When you are helping a style Six set goals, you may want to try something that may seem counter-intuitive: assign your client to list all the reasons they can’t reach or even try for a goal. Sixes sort for what can go wrong and they won’t make much effort until they have examined all the possible negatives. Once they’re done that (and they will whether you assign that task or not), then they can move forward.
If you would like an audio-visual aid of how that works, watch the TV show, Monk. He notices everything that is out of order because that is what he is constantly looking for.
I don’t know the style of the old man who predicted the rapture, but I’ve read many newsletters that predict coming calamities — they are frequently written by sixes. It is their “literary genre” if you will.
What is a little deceptive about this is that because Sixes are so communitarian, they have very pleasing personalities. Their negativity is usually not in their social presentation, it is in the expectation that things are just not going to work.
When coaching a Five about their goals, be aware that they have a subtext that goes something like this: I will meet this goal…as long as…I can have a lot of time to myself. Fives can be like batteries that people drain and so they protect their privacy with space and time. They need their own private space and they don’t like to be surprised or rushed – everything has to be thought out — and spur of the moment decisions in a conversation can be intimidating..
When coaching Fours about their goals, you will likely notice that they will be reluctant to set goals that need recognition. Getting a promotion, writing a book, setting a financial goal — all of these might have a condition attached …as long as… as long as I don’t have to compromise my uniqueness. Fours can be whipsawed by the belief that if they act from their true self, they will not be accepted.
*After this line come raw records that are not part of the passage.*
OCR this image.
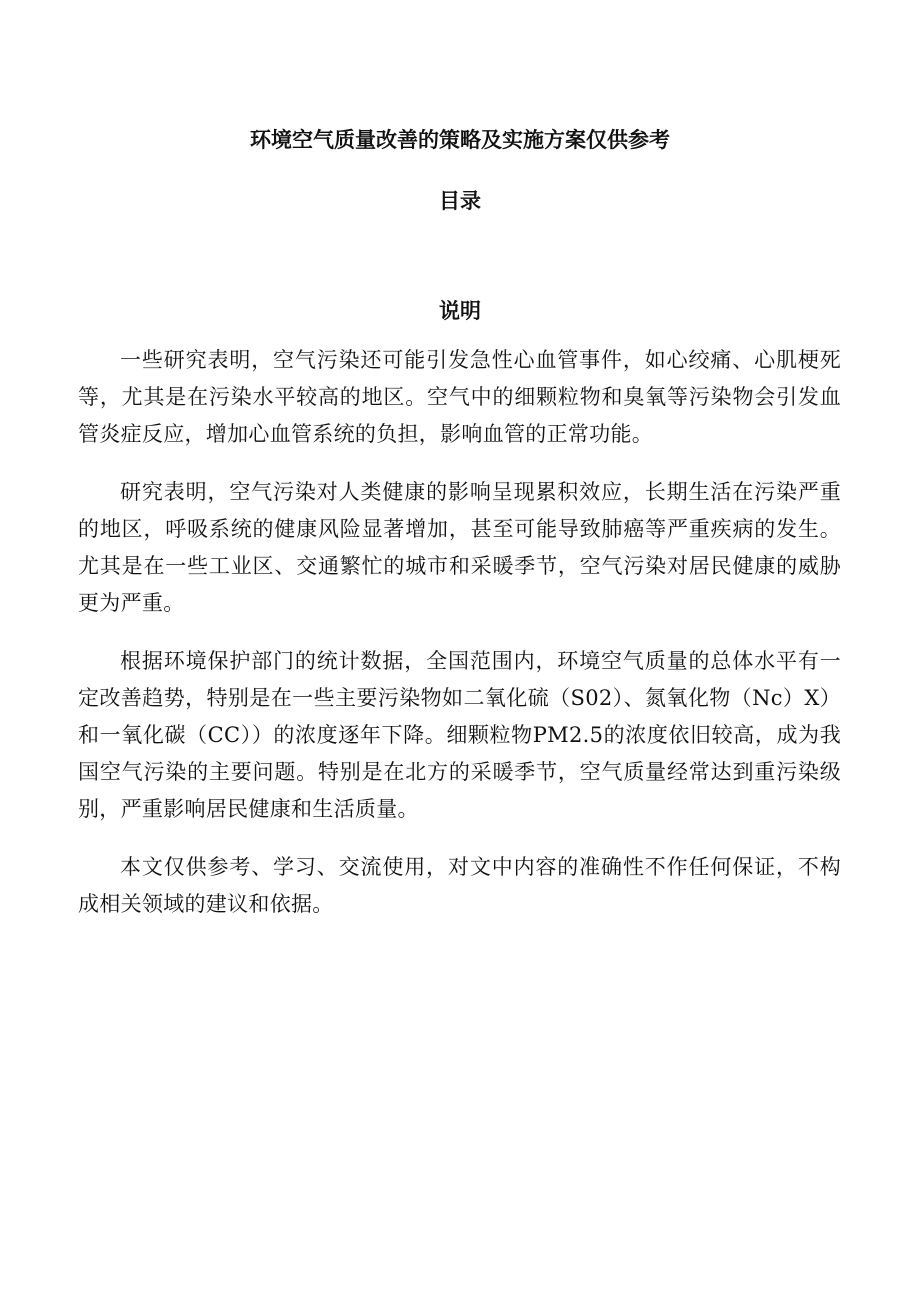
环境空气质量改善的策略及实施方案仅供参考
目录
说明

一些研究表明，空气污染还可能引发急性心血管事件，如心绞痛、心肌梗死等，尤其是在污染水平较高的地区。空气中的细颗粒物和臭氧等污染物会引发血管炎症反应，增加心血管系统的负担，影响血管的正常功能。

研究表明，空气污染对人类健康的影响呈现累积效应，长期生活在污染严重的地区，呼吸系统的健康风险显著增加，甚至可能导致肺癌等严重疾病的发生。尤其是在一些工业区、交通繁忙的城市和采暖季节，空气污染对居民健康的威胁更为严重。

根据环境保护部门的统计数据，全国范围内，环境空气质量的总体水平有一定改善趋势，特别是在一些主要污染物如二氧化硫（S02）、氮氧化物（Nc）X）和一氧化碳（CC））的浓度逐年下降。细颗粒物PM2.5的浓度依旧较高，成为我国空气污染的主要问题。特别是在北方的采暖季节，空气质量经常达到重污染级别，严重影响居民健康和生活质量。

本文仅供参考、学习、交流使用，对文中内容的准确性不作任何保证，不构成相关领域的建议和依据。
Their book won’t be accepted, they won’t get the promotion and they can’t make money without compromise. So a shrewd coach will make the goal pared down to the quality of effort, not the effect, especially of acceptance (of either an authority or the crowd. Sometimes the authority will be trusted and can be included, but the crowd – even peers – will not be).
Coaching a Style Three on setting goals can be a real trap. You and the client look so successful, but… Threes focus like a laser, but lasers are used to cut steel, too. When coaching a Three, remember they are more drawn to extrinsic rewards than most others so they will work too hard for extrinsic goals (money, position, applause) and push down their inner needs. They need to balance their goals with the (often neglected) inner values. They might make CEO just as their spouse leaves them. Threes don’t have a “as long as” subtext, but they need one. “I will reach my production goal as long as I don’t have to ignore environmental concerns.”